Lisp or Haskell (not a flame war) - mcandre

When embarking on a new project, I often have trouble deciding between Lisp with its flexible macros and Haskell with its robust type system goodness. Does anyone else do this (e.g. Perl vs Python)?
======
viscanti
You can do most things with either language. If you feel that both languages
are sufficient for the job, the first tie breaker would probably be library
support. What kind of support is there currently for the problem you're trying
to solve?

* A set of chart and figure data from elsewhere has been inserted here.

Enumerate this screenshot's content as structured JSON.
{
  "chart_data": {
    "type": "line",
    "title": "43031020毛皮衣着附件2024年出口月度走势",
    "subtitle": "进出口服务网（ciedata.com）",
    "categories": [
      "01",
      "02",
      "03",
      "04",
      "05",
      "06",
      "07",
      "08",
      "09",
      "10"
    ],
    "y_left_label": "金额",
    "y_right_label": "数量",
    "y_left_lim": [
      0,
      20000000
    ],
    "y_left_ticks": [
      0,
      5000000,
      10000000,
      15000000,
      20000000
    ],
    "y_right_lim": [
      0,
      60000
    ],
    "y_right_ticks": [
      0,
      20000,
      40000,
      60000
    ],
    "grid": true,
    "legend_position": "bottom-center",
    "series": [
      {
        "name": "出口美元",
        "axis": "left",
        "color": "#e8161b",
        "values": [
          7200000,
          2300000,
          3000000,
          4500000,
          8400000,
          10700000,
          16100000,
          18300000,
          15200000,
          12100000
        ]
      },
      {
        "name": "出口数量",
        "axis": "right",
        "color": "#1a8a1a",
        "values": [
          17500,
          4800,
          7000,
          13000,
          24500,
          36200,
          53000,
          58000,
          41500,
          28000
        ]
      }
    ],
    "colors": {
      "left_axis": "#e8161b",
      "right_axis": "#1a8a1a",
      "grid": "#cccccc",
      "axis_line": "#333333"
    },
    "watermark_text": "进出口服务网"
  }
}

If you're working with others, you'd be best served with using the
choice they are most comfortable with, provided it meets your basic criteria.

If you're unable to make a decision, go with Haskell.

------
jamesbritt
This sounds like a trick question to get people to debate "What, really, is a
functional programming language?"

And it _is_ Shark Week. :)

The problem with your question(s) is that I don't know what your question
really is. Are you asking for the pros and cons of Haskell and Lisp? Are you
asking which is "better"? Absent any other info, we're left wondering "Better
for what?"

Are you just asking if people usually have a hard time selecting _any_
specific language for a project because there is a choice of languages that
are both appropriate but different in interesting (and possibly significant)
ways?

Anyways, absent any other details, I'm just gonna say Haskell. :)

------
coppertony
I think he's asking about, when we approach a new project, do we go through a
lot of deliberation between two or more languages/ways of implementation. Or
do we rather go with a standard or convention that we always use? It could
also be in contrast to choosing between a wide field of possible languages for
any particular project.